All Change for Financial Regulation

Under the biggest overhaul of the UK’s financial services regulation in sixteen years, this week saw the industry say farewell to the Financial Services Authority (FSA) and welcome a new system of regulation. But what does this change mean for the UK’s financial services and importantly to you the consumer?

The Financial Conduct Authority (FCA) and the Prudential Regulation Authority (PRA) replaced the FSA on 1st April 2013 to regulate the UK’s financial industry in a bid to improve the regulation and conduct of the banks and financial services.

Since its introduction as a regulatory body by Gordon Brown in 1997, the FSA has been responsible for overseeing the regulation of the UK’s entire financial services industry.
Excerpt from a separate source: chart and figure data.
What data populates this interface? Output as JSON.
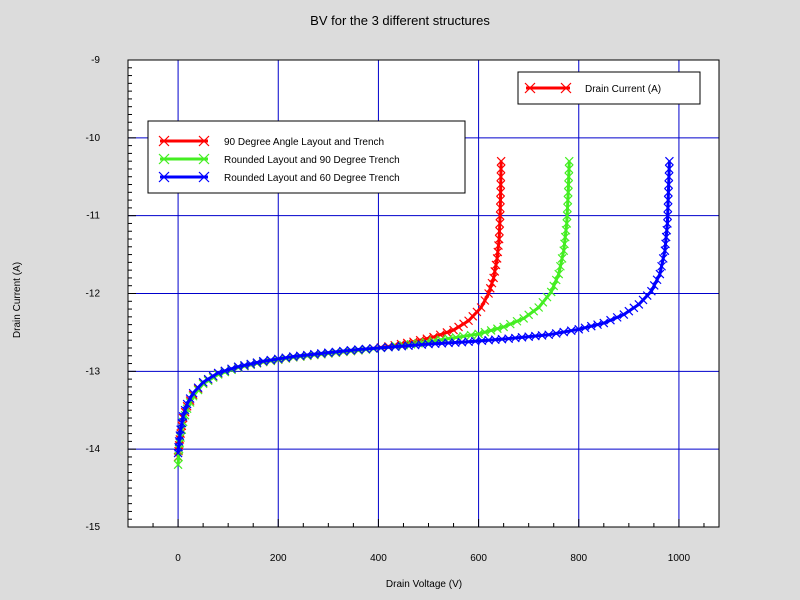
{
  "chart_data": {
    "type": "line",
    "title": "BV for the 3 different structures",
    "xlabel": "Drain Voltage (V)",
    "ylabel": "Drain Current (A)",
    "xlim": [
      -100,
      1080
    ],
    "ylim": [
      -15,
      -9
    ],
    "x_ticks": [
      0,
      200,
      400,
      600,
      800,
      1000
    ],
    "x_tick_labels": [
      "0",
      "200",
      "400",
      "600",
      "800",
      "1000"
    ],
    "y_ticks": [
      -15,
      -14,
      -13,
      -12,
      -11,
      -10,
      -9
    ],
    "y_tick_labels": [
      "-15",
      "-14",
      "-13",
      "-12",
      "-11",
      "-10",
      "-9"
    ],
    "grid": true,
    "log_scale": false,
    "marker": "x",
    "colors": {
      "plot_background": "#ffffff",
      "figure_background": "#dcdcdc",
      "grid": "#0000cc"
    },
    "legend_main": {
      "placement": "top-right",
      "entries": [
        {
          "label": "Drain Current (A)",
          "color": "#ff0000"
        }
      ]
    },
    "legend_series": {
      "placement": "top-left",
      "entries": [
        {
          "label": "90 Degree Angle Layout and Trench",
          "color": "#ff0000"
        },
        {
          "label": "Rounded Layout and 90 Degree Trench",
          "color": "#44ee22"
        },
        {
          "label": "Rounded Layout and 60 Degree Trench",
          "color": "#0000ff"
        }
      ]
    },
    "series": [
      {
        "name": "90 Degree Angle Layout and Trench",
        "color": "#ff0000",
        "points": [
          [
            0,
            -14.1
          ],
          [
            2,
            -13.95
          ],
          [
            5,
            -13.8
          ],
          [
            10,
            -13.6
          ],
          [
            18,
            -13.45
          ],
          [
            30,
            -13.3
          ],
          [
            50,
            -13.15
          ],
          [
            80,
            -13.03
          ],
          [
            120,
            -12.95
          ],
          [
            170,
            -12.88
          ],
          [
            230,
            -12.82
          ],
          [
            300,
            -12.77
          ],
          [
            360,
            -12.73
          ],
          [
            420,
            -12.68
          ],
          [
            470,
            -12.62
          ],
          [
            510,
            -12.56
          ],
          [
            550,
            -12.47
          ],
          [
            580,
            -12.35
          ],
          [
            605,
            -12.18
          ],
          [
            620,
            -12.0
          ],
          [
            630,
            -11.8
          ],
          [
            637,
            -11.55
          ],
          [
            641,
            -11.3
          ],
          [
            643,
            -11.0
          ],
          [
            644,
            -10.7
          ],
          [
            645,
            -10.3
          ]
        ]
      },
      {
        "name": "Rounded Layout and 90 Degree Trench",
        "color": "#44ee22",
        "points": [
          [
            0,
            -14.2
          ],
          [
            2,
            -14.0
          ],
          [
            5,
            -13.85
          ],
          [
            10,
            -13.65
          ],
          [
            18,
            -13.48
          ],
          [
            30,
            -13.32
          ],
          [
            50,
            -13.16
          ],
          [
            80,
            -13.04
          ],
          [
            120,
            -12.95
          ],
          [
            170,
            -12.88
          ],
          [
            230,
            -12.82
          ],
          [
            300,
            -12.77
          ],
          [
            360,
            -12.73
          ],
          [
            420,
            -12.69
          ],
          [
            480,
            -12.64
          ],
          [
            540,
            -12.58
          ],
          [
            600,
            -12.52
          ],
          [
            650,
            -12.43
          ],
          [
            690,
            -12.32
          ],
          [
            720,
            -12.18
          ],
          [
            745,
            -11.98
          ],
          [
            760,
            -11.75
          ],
          [
            770,
            -11.45
          ],
          [
            776,
            -11.1
          ],
          [
            779,
            -10.7
          ],
          [
            781,
            -10.3
          ]
        ]
      },
      {
        "name": "Rounded Layout and 60 Degree Trench",
        "color": "#0000ff",
        "points": [
          [
            0,
            -14.05
          ],
          [
            2,
            -13.9
          ],
          [
            5,
            -13.75
          ],
          [
            10,
            -13.58
          ],
          [
            18,
            -13.42
          ],
          [
            30,
            -13.28
          ],
          [
            50,
            -13.14
          ],
          [
            80,
            -13.02
          ],
          [
            120,
            -12.94
          ],
          [
            170,
            -12.87
          ],
          [
            230,
            -12.81
          ],
          [
            300,
            -12.76
          ],
          [
            360,
            -12.72
          ],
          [
            420,
            -12.69
          ],
          [
            500,
            -12.65
          ],
          [
            580,
            -12.62
          ],
          [
            660,
            -12.58
          ],
          [
            740,
            -12.53
          ],
          [
            800,
            -12.46
          ],
          [
            850,
            -12.38
          ],
          [
            890,
            -12.27
          ],
          [
            920,
            -12.14
          ],
          [
            945,
            -11.97
          ],
          [
            962,
            -11.75
          ],
          [
            972,
            -11.45
          ],
          [
            977,
            -11.1
          ],
          [
            979,
            -10.7
          ],
          [
            981,
            -10.3
          ]
        ]
      }
    ]
  }
}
Criticised by current Chancellor George Osborne as ‘incoherent’, the FSA came under fire for failing to rein in banks during the banking crisis, as well as its shortcomings in preventing major banking scandals- notably the mis-selling of PPI and Libor rigging scandals, both of which surfaced under the watch of the FSA.

As part of the new system, the FCA and PRA, anchored by the Bank of England’s Financial Policy Committee (FPC), will replace the FSA’s former role in regulating the whole industry. With the replacement of the FSA by two new regulatory bodies, each will focus on regulating individual elements of the industry in attempts to better improve the management of the sector, improve standards and protect consumers.

Importantly for consumers, the FCA will aim to promote competition amongst banks and will have increased powers to ban products deemed dangerous for consumers. There are expectations that the changes will help to extinguish the irresponsible bank culture which has weakened consumer trust in banks and contributed towards the 2008 banking crisis. The PRA will govern banks building societies and credit unions, insurers and investment firms.

As part of the reform, the Bank of England will now be at the heart of the new regulatory system, as the FPC and PRA will both sit within the bank giving the Bank of England regulatory powers which had previously been removed under Gordon Brown’s implementation of the FSA. The FCA will remain outside of the bank, but will still maintain the authority to impose fines.

While the breakdown of the FSA into two new regulatory bodies has widely been accepted as a step in the right direction in effectively regulating the financial industry, the strategy hasn't been received without criticism. Critics have argued that the Bank of England will have excessive powers under the changes while others have suggested that the new structure will bring little change to the condemned FSA structure.

We can only hope that for consumers, the breakup of the FSA will prove beneficial in not only safeguarding customers and policing the banking and insurance sector as a whole, but it will also work to rebuild trust amongst British consumers who over recent years have been let down by the UK’s  widely criticised banking industry and culture.